Die Glocken von Braga haben ihren eigenen Rhythmus. Nachvollziehen kann ihn bestimmt niemand auf Anhieb. Auch wenn man auf mehr als einen Vinho verde – den frischen „grünen Wein“ des Landes – in dem kleinen Café am Platz mit der gefliesten Fassade hocken bleibt.

Das Läuten der Glocken der ältesten Kathedrale Portugals ist ein abwechslungsreiches Spiel aus hohen und mahnenden Tönen in teils langsamer, teils rasanter Abfolge. Fast scheint es, als wolle sie die lebhafte Geschichte Portugals vertonen – wechselhaft in den Anfängen von der römischen Herrschaft über die Germanen, Mauren, Burgunder, Habsburger.

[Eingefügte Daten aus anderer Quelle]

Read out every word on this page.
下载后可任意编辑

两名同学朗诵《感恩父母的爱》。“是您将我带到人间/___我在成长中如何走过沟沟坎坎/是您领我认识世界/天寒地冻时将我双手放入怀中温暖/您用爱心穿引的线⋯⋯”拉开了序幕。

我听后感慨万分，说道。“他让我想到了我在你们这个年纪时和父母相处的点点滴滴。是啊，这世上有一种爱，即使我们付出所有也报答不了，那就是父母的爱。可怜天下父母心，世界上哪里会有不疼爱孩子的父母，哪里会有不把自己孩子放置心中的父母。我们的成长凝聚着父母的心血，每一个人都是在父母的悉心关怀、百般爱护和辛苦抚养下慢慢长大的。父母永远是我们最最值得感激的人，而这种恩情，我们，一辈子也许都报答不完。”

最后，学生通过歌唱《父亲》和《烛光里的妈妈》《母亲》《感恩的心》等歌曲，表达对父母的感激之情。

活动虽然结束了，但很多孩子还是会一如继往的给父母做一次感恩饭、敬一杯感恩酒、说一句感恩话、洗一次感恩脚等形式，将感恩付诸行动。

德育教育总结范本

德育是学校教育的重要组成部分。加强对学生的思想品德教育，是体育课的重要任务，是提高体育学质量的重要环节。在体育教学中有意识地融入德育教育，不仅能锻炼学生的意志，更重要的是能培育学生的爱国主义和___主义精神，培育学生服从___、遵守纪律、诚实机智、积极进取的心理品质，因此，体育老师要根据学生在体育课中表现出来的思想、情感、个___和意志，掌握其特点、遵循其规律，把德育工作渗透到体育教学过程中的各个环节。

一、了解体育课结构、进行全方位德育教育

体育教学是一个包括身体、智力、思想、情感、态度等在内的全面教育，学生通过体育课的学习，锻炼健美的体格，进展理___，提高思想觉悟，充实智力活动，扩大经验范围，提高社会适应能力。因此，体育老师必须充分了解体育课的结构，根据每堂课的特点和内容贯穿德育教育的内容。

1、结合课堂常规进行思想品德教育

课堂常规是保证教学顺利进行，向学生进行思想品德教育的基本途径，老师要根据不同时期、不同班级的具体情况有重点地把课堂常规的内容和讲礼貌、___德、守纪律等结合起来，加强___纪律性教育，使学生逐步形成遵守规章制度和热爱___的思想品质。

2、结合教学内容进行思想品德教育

Die stürmische Zeit der großen Seefahrer – Vasco da Gama etwa, der den Seeweg nach Indien öffnete. Bis zur jüngeren Vergangenheit, der Nelkenrevolution gegen die Diktatur des Estado Novo, des „Neuen Staates“, Salazars.

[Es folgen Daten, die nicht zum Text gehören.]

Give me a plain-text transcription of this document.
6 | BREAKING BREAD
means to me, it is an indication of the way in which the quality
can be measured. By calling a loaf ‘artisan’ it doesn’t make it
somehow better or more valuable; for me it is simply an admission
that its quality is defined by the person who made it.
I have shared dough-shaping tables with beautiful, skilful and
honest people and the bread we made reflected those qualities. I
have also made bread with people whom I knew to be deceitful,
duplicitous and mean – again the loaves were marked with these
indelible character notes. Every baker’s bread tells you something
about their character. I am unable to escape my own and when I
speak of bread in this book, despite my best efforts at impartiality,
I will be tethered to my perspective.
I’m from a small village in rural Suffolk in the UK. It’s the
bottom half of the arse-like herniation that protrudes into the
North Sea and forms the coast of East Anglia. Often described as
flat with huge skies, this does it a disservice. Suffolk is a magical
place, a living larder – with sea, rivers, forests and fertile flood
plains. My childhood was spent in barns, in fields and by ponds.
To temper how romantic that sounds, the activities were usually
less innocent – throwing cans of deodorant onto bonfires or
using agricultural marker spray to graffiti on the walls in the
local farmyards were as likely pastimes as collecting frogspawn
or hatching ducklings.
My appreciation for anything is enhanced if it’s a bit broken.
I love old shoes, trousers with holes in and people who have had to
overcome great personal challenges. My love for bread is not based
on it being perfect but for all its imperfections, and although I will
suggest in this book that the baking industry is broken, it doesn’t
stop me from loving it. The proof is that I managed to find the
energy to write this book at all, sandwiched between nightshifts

Mittelalterliches Guimarães

Die Glocken weben auch den Klangfaden zum verträumten Guimarães (sprich: Gimaräisch), der kleinen Kulturhauptstadt von 2012. Über den schmuck beleuchteten Oliveira-Platz mit seinem knorrigen Olivenbaum flaniert man vorbei an zweistöckigen Bauten mit Zinnen und Holzbalkonen und fühlt sich ins Mittelalter versetzt. Und dann meldet sich „Nossa Senhora da Oliveira“ zu Wort. Langsam und gemächlich starten die beiden Glocken der Kirche, ganz im Sinne der Portugiesen, die nichts weniger schätzen, als aus der Ruhe gebracht und gedrängt zu werden. So passt man sich dem Lebensgefühl an, während man vom Himmelsspeck nascht – Toucinho do céu, einem wunderbar speckigen Kuchen mit Mandelaroma.

Auf der Ritterburg

Wenn die Senhora zum dritten Mal schlägt, ist es Zeit, für den kurzen „Aufstieg“ zur Ritterburg über der Stadt. Das wehrhafte rund 27 Meter hohe Wahrzeichen von Guimarães ist der Nachbau jener Burg, in der einst ein wahrer Teufelskerl regiert haben soll. Afonso Henriques, der berühmteste Sohn der Stadt, bescherte Portugal im zwölften Jahrhundert die Unabhängigkeit von Spanien und krönte sich zum ersten König des Landes.

Wer sich von den kleinen Geschäften mit Kunsthandwerk loseisen kann, steuert Porto an. Wie in Lissabon der Tejo (sprich: Tescho) trennt die nördliche Stadt der Douro. Sechs Brücken überspannen den Fluss – die mächtige Bogenbrücke Ponte Dom Luís I. misst rund 385 Meter und wiegt etwa 3000 Tonnen.

Beim Schifferlfahren lasst sich die Farbenpracht Portos am besten entdecken
Beim Schifferlfahren lasst sich die Farbenpracht Portos am besten entdecken © (c) SeanPavonePhoto - Fotolia

Als Fußgänger hat man einen fantastischen Blick über den Fluss, die Mündung in den Atlantik und die Altstadt, die 2016 20 Jahre zum Unesco-Weltkulturerbe zählt. Und auf eine überdimensionale Schattengestalt in dunklem Umhang, der wie ein gesetzter Zorro über die Stadt wacht. Was er verkörpert, kann durchaus Feuer haben – Sandeman ist eines der Aushängeschilder Portugals für (Port-)Wein und Spirituosen.

Und wieder eine Glocke. Diesmal könnte man sie als Ruf zum Mittagessen verstehen. Aber gern! Auf den Fang des Tages an das Ufer des Flusses also.